At least we are making some progress in Britain (even though, to our shame, we still have inadequate official statistics on how many children go missing each year, and why). The Sussex Police recently pioneered a British version of AMBER, which they called Child Rescue Alert. It has now been adopted nationally. As a result several children have been rescued. In France, where, thanks to the advocacy of PACT, the system was introduced two years ago, there have been several successes. Even while I was on holiday there this summer, a little boy was rescued from the clutches of a sexual predator. But take-up in Europe is low.
One of PACT’s core missions is to work with the police to raise awareness of the Child Rescue Alert and the Missingkids website (
http://www.missingkids.co.uk). This is because the first few hours of a child’s disappearance will usually decide whether it lives or dies. The website, which was originally created in the United States, can be accessed by the public. It allows the police instantly to disseminate to other police forces at home and abroad photographs of, and information on, missing and abducted children and adults known to be with them when they disappeared. Posters of the missing children can be downloaded and distributed. In this way the public can be of real help to the police. In the US the website gets 2.8 millions hits a day. One in six children featured on the site is rescued thanks to someone recognising the child and tipping off the police. The website is mostly used for long-term missing as the technology includes age progression techniques which have been successful in identifying and retrieving children years after their disappearance.
Over the years PACT has launched a series of campaigns to get the website and the posters better known and better distributed.
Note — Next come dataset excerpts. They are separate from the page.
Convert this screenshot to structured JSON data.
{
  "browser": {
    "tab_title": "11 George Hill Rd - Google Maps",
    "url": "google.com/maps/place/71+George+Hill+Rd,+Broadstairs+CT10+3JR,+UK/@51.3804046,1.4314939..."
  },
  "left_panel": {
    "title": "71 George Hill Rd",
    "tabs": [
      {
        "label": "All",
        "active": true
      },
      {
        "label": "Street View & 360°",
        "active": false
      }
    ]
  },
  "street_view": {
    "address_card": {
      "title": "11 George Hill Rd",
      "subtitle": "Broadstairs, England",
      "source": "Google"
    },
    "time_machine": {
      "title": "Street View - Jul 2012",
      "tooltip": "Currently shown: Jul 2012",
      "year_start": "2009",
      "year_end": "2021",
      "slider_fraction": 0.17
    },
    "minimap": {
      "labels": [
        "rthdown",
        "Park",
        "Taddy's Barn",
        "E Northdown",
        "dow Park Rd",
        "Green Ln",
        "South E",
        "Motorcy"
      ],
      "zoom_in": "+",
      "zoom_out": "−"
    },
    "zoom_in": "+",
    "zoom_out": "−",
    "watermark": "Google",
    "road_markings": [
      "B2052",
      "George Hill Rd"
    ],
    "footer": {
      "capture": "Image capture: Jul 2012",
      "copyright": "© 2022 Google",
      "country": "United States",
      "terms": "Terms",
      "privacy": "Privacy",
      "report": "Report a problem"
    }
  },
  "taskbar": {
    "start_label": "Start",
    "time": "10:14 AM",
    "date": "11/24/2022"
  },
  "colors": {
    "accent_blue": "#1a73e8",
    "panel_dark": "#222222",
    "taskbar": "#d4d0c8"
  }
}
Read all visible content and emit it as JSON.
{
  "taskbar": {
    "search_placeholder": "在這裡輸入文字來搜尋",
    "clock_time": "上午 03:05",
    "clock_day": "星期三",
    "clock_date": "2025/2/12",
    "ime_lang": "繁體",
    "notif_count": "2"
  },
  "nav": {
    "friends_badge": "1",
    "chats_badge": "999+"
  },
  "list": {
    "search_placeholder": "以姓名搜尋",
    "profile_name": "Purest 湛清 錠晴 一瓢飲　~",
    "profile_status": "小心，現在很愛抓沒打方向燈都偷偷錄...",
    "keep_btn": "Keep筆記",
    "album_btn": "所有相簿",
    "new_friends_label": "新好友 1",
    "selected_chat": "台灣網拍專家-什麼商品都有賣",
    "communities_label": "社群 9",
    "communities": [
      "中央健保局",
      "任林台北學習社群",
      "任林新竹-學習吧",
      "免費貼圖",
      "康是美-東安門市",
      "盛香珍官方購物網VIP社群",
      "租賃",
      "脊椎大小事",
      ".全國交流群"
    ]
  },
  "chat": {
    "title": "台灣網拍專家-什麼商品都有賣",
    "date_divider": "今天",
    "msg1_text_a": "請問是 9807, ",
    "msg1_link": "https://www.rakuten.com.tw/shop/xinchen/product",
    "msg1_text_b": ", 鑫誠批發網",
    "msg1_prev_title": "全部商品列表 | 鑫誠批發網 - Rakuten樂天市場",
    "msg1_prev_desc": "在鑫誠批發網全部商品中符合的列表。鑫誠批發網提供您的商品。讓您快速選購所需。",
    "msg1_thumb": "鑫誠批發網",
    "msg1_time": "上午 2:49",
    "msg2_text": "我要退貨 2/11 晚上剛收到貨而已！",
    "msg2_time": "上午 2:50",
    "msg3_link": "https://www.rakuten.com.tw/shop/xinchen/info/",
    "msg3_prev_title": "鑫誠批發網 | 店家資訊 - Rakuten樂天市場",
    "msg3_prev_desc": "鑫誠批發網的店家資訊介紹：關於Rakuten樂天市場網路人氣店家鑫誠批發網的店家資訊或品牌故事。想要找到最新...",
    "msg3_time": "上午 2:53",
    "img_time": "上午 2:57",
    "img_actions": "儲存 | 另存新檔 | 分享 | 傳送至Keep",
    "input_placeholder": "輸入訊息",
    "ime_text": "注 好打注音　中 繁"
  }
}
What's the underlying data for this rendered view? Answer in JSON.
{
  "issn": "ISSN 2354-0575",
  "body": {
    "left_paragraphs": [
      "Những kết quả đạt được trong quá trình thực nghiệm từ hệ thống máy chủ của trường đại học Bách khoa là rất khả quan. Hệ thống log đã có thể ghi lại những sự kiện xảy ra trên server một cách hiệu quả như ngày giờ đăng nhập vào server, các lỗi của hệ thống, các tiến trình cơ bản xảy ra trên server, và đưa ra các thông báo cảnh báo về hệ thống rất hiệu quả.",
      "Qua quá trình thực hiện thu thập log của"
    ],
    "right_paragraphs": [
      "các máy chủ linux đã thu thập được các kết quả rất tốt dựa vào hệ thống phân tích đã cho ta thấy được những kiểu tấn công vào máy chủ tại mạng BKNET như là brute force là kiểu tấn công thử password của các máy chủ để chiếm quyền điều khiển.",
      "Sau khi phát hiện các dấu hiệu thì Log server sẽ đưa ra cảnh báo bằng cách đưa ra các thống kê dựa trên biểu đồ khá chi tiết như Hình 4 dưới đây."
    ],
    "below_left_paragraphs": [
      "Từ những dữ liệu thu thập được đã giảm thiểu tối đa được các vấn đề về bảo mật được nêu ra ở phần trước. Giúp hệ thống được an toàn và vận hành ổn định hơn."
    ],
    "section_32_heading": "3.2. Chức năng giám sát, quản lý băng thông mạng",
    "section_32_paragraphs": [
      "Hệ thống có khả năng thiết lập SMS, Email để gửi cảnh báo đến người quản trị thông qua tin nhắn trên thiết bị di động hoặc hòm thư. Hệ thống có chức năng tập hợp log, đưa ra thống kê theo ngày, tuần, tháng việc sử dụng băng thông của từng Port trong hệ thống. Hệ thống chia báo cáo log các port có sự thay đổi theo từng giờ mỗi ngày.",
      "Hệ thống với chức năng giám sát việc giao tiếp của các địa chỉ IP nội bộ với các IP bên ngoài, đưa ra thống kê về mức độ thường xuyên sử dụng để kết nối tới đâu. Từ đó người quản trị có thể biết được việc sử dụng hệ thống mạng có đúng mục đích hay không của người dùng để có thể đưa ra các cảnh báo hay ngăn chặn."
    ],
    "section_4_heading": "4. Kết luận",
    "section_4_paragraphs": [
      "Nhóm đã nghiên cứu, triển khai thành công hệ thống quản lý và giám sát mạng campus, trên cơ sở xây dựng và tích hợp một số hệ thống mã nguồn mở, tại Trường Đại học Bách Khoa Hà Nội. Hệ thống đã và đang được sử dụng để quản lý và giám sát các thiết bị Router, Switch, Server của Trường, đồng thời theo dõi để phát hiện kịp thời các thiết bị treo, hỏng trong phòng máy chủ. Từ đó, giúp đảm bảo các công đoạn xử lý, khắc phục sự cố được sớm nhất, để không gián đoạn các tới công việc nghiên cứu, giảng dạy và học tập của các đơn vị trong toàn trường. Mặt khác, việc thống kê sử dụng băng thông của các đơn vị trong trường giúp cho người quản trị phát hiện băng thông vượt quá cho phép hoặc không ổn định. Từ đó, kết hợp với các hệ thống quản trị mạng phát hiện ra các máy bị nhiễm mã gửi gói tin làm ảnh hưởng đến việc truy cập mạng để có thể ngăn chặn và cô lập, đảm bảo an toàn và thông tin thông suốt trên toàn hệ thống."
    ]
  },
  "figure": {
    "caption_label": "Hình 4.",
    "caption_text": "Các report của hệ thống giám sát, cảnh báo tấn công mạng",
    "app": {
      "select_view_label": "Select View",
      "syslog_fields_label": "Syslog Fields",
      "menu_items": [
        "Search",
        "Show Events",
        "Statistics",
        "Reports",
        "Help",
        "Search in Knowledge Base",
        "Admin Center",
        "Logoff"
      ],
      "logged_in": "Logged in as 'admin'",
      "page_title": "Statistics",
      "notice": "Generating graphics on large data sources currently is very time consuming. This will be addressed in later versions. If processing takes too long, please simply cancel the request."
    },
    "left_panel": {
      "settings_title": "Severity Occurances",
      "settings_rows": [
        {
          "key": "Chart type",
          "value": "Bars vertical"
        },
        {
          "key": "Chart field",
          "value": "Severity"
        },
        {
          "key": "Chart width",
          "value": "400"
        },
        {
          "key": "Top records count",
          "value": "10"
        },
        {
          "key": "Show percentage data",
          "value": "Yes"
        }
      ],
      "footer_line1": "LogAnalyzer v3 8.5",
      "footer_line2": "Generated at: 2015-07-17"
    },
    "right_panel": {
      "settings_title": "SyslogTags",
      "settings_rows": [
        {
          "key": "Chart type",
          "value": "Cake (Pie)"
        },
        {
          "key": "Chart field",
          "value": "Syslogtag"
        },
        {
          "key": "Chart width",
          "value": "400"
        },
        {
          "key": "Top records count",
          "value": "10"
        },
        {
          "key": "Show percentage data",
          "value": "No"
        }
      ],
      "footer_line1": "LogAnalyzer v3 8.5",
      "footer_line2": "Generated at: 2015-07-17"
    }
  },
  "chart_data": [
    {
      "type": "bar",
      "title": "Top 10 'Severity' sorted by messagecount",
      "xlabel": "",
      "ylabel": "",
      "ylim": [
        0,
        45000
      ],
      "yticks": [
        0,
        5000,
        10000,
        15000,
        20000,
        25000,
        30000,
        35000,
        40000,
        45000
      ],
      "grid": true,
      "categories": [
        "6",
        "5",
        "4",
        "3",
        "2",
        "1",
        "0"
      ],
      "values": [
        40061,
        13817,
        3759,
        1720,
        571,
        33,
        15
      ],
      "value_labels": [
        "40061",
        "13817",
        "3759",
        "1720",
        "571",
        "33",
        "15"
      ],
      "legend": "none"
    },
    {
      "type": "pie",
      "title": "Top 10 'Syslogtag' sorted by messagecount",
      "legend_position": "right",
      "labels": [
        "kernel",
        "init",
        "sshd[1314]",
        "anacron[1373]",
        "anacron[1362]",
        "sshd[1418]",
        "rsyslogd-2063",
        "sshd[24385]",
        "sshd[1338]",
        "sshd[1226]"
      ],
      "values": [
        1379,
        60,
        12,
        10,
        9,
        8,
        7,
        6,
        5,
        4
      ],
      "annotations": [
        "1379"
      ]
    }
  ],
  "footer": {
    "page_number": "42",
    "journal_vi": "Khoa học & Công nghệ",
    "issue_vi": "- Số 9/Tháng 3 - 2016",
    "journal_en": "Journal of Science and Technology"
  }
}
Business has given us enormous support: Clear Channel Communications, Tesco, Emcor, each of whom has given us in their different ways free space for our posters. Just last week we launched a new campaign with Electronic Health Media (EHM) who have agreed to put pictures of missing children on the TV network they supply to hospitals and surgeries in the hope that someone will recognise that child’s photograph and call the police with information.
PACT is soon to publish its third report in a series, which addresses the absence of reliable statistics on missing children in the UK. We will be making recommendations for remedying this lamentable situation, which severely undermines not only policymaking, but also effective, practical support to families and children themselves.
Kate and Gerry McCann did not have the Amber or Child Alert system to help them in their hour of desperate need. Those who have been quick to criticise them for seeking the attention of the media should remember that at the outset they had only their own resources to fall back on. Whatever the ultimate fate of little Madeleine, we must put to good use the vast publicity, which has ensued. The issue of missing and abducted children is on the map as it has never been before. Governments must act and take their heads out of the sand. In Britain we need reliable and comprehensive data on how many children go missing each year. Across Europe as a whole, governments must put in place without delay an alert system like the one which works so well in America. To do any less is to betray the children of Europe. It is the very least we can do to find a silver lining in the tragedy of Madeleine McCann.